A verdade é que a ira das pessoas, dominadas há gerações pela autocracia e por um sistema opressor, dura frequentemente mais que as reformas graduais. O rei George 3° e seu governo teriam tido como desviar da Revolução Americana se não tivessem reagido tão rapidamente às acusações de opressão.
Pois até mesmo a Revolução Americana não trouxe apenas liberdade, mas 80 anos de uma república escravagista e uma guerra civil sangrenta. Um república civil livre só começou a existir praticamente um século depois da insurreição, com a inserção da "cidadania de todos os homens" (sem as mulheres).
Sociedade civil: chave para o sucesso
Ao observar os países do Leste Europeu, que tentam se reerguer depois da derrocada da União Soviética, os que parecem mais bem-sucedidos nessa empreitada (a Polônia, a Hungria e a República Tcheca) são exatamente aqueles que, em momentos anteriores, já trouxeram uma cidadania capaz ou já conheciam a resistência civil – por exemplo a Polônia através do movimento Solidariedade e da Igreja Católica.

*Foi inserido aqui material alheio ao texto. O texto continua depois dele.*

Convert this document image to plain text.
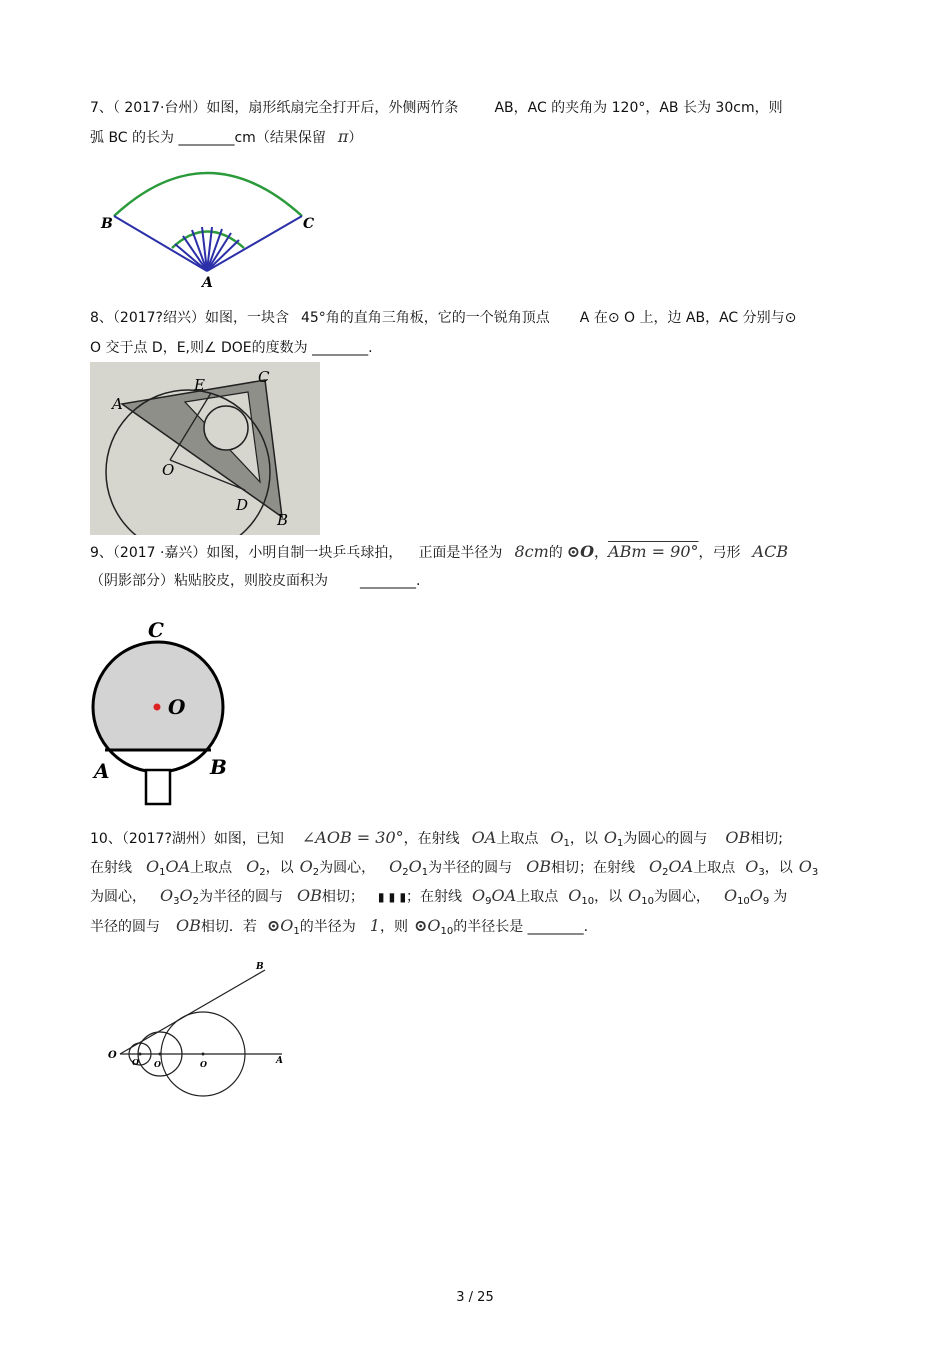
7、（ 2017·台州）如图，扇形纸扇完全打开后，外侧两竹条	AB，AC 的夹角为 120°，AB 长为 30cm，则
弧 BC 的长为 ________cm（结果保留 π）
B	C
A
8、（2017?绍兴）如图，一块含 45°角的直角三角板，它的一个锐角顶点 A 在⊙ O 上，边 AB，AC 分别与⊙
O 交于点 D，E,则∠ DOE的度数为 ________.
A
E	C
O
D
B
9、（2017 ·嘉兴）如图，小明自制一块乒乓球拍， 正面是半径为 8cm的 ⊙O，ABm = 90°，弓形 ACB
（阴影部分）粘贴胶皮，则胶皮面积为 ________.
C
O
A	B
10、（2017?湖州）如图，已知 ∠AOB = 30°，在射线 OA上取点 $O_1$，以 $O_1$为圆心的圆与 OB相切;
在射线 $O_1OA$上取点 $O_2$，以 $O_2$为圆心， $O_2O_1$为半径的圆与 OB相切；在射线 $O_2OA$上取点 $O_3$，以 $O_3$
为圆心， $O_3O_2$为半径的圆与 OB相切； ▮ ▮ ▮；在射线 $O_9OA$上取点 $O_{10}$，以 $O_{10}$为圆心， $O_{10}O_9$ 为
半径的圆与 OB相切．若 $⊙O_1$的半径为 1，则 $⊙O_{10}$的半径长是 ________.
B
O	A
O O	O
3 / 25
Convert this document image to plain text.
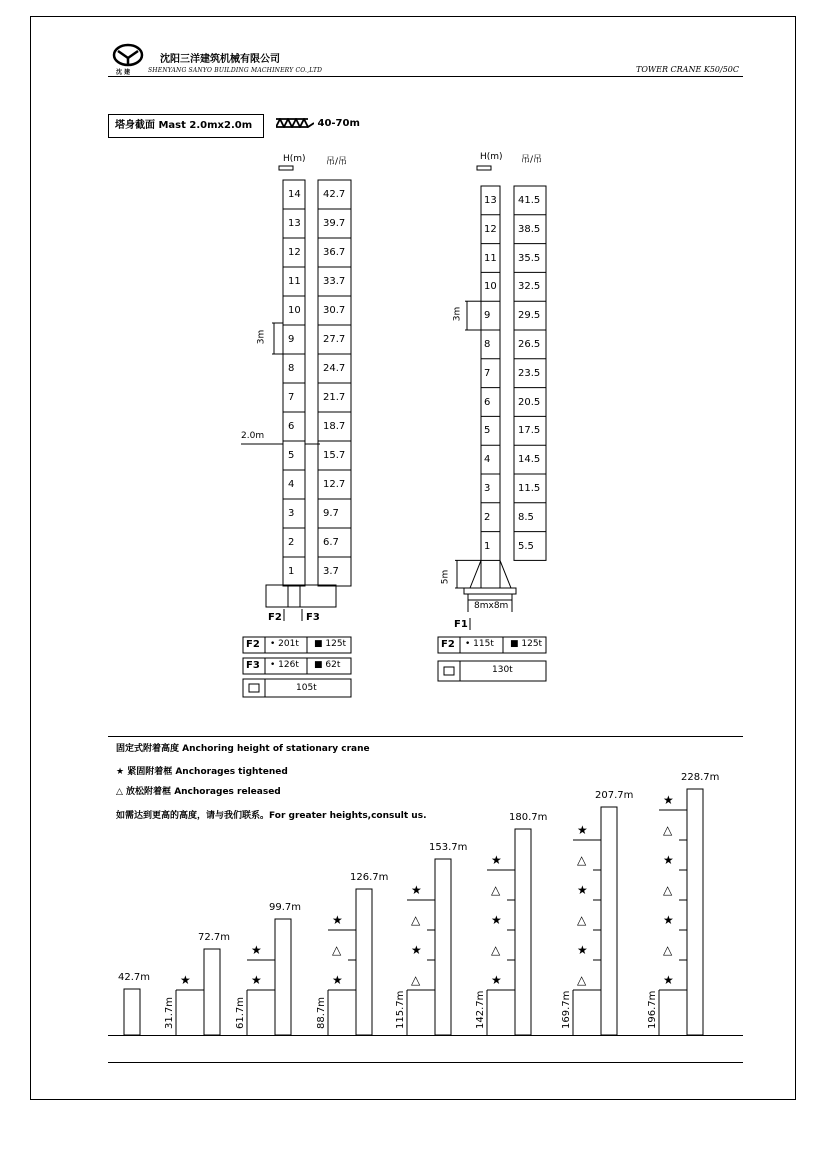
沈 建
沈阳三洋建筑机械有限公司
SHENYANG SANYO BUILDING MACHINERY CO.,LTD	TOWER CRANE K50/50C
塔身截面 Mast 2.0mx2.0m	40-70m
H(m) 吊/吊
14 42.7
13 39.7
12 36.7
11 33.7
10 30.7
9	27.7
8	24.7
7	21.7
6	18.7
5	15.7
4	12.7
3	9.7
2	6.7
1	3.7
3m
2.0m
F2 F3
F2 • 201t ■ 125t
F3 • 126t ■ 62t
105t
H(m) 吊/吊
13 41.5
12 38.5
11 35.5
10 32.5
9	29.5
8	26.5
7	23.5
6	20.5
5	17.5
4	14.5
3	11.5
2	8.5
1	5.5
3m
5m
8mx8m
F1
F2 • 115t ■ 125t
130t
固定式附着高度 Anchoring height of stationary crane
★ 紧固附着框 Anchorages tightened
△ 放松附着框 Anchorages released
如需达到更高的高度，请与我们联系。For greater heights,consult us.
42.7m
72.7m
31.7m
★
99.7m
61.7m
★
★
126.7m
88.7m
★
△
★
153.7m
115.7m
△
★
△
★
180.7m
142.7m
★
△
★
△
★
207.7m
169.7m
△
★
△
★
△
★
228.7m
196.7m
★
△
★
△
★
△
★
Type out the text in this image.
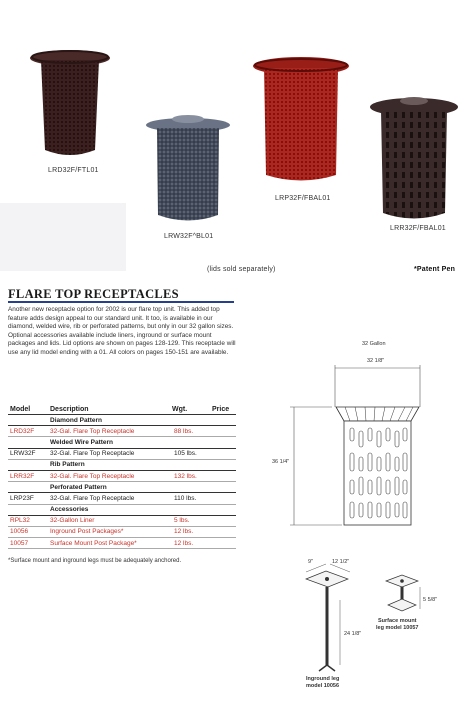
LRD32F/FTL01
LRW32F^BL01
LRP32F/FBAL01
LRR32F/FBAL01
(lids sold separately)	*Patent Pen
FLARE TOP RECEPTACLES
Another new receptacle option for 2002 is our flare top unit. This added top feature adds design appeal to our standard unit. It too, is available in our diamond, welded wire, rib or perforated patterns, but only in our 32 gallon sizes. Optional accessories available include liners, inground or surface mount packages and lids. Lid options are shown on pages 128-129. This receptacle will use any lid model ending with a 01. All colors on pages 150-151 are available.
Model	Description	Wgt.	Price
Diamond Pattern			
LRD32F	32-Gal. Flare Top Receptacle	88 lbs.	
Welded Wire Pattern			
LRW32F	32-Gal. Flare Top Receptacle	105 lbs.	
Rib Pattern			
LRR32F	32-Gal. Flare Top Receptacle	132 lbs.	
Perforated Pattern			
LRP23F	32-Gal. Flare Top Receptacle	110 lbs.	
Accessories			
RPL32	32-Gallon Liner	5 lbs.	
10056	Inground Post Packages*	12 lbs.	
10057	Surface Mount Post Package*	12 lbs.	
*Surface mount and inground legs must be adequately anchored.
32 Gallon
32 1/8"
36 1/4"
9"	12 1/2"
24 1/8"
Inground leg
model 10056
5 5/8"
Surface mount
leg model 10057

A partir disso pode-se concluir que as reformas civis e uma sociedade burguesa, que já existia antes das mudanças radicais, são a chave do sucesso. Paradoxalmente parece ser necessário um determinado grau de capacidades civis para abalar eficazmente a autocracia e formar um governo, que fortaleça e apoie as capacidades civis. Ou seja, antes das transformações políticas, são necessários exatamente os recursos civis que deverão ser assegurados pelas mudanças políticas.
O desastroso papel das mídias
Livrar-se de um autocrata e abalar uma elite política deveria provocar mudanças civis. Mas quando já existe essa mudança civil, uma derrubada violenta de governo e os altos custos daí decorrentes talvez pudessem ser evitados. As mídias desempenharam com frequência um papel muito infeliz ao incitar a rebeliões violentas.
E não precisaram assumir nenhuma responsabilidade. As mídias de massa amam o espetáculo e idolatram os rostos transfigurados dos rebeldes ensanguentados. E é exatamente essa mídia que não estará mais lá se a revolução fracassar e começar uma contrarrevolução, ou se o mero caos se instalar.
O Ocidente e as mídias deveriam ser mais cautelosos ao incitarem insurreições num mundo em que tudo está entrelaçado e no qual as consequências da anarquia civil e da instabilidade política vão além das fronteiras nacionais, podendo se tornar onerosas. Pois os efeitos dessas rebeliões são totalmente imprevisíveis e não é o Ocidente quem paga a conta por isso.
O cavalo democrático à frente da carroça revolucionária
É difícil dizer quais lições deveríamos tirar da história ou dos grandes contextos históricos das revoluções políticas. A história traz fatos. Não se pode mais voltar atrás no caso de revoluções, não importa quais sejam as suas consequências. Além disso, elas põem fim a uma opressão tremenda e dão a um povo maltratado a sensação de liberdade, dignidade e de um recomeço. Erros continuarão sendo cometidos, mas serão os próprios e não os dos tiranos.
No entanto, as revoluções mais bem-sucedidas e produtivas aconteceram em sociedades nas quais havia preliminarmente fundamentos democráticos e uma consciência civil. Sociedades nas quais os rebeldes não eram mais súditos, mas sim cidadãos. Isso deveria servir de argumento para que se coloque o cavalo da democracia sempre à frente da carroça da revolução, antes de iniciar insurreições problemáticas. Tudo isso a fim de implementar, de fato, mudanças civis reais.
Benjamin R. Barber é pesquisador sênior do Centro de Filantropia e Sociedade Civil do Centro de Graduação da Universidade da Cidade de Nova York e fundador do Movimento de Independência. Ele foi assessor do ex-presidente Bill Clinton e escreveu diversos best-sellers, entre eles "A Jihad contra o McMundo".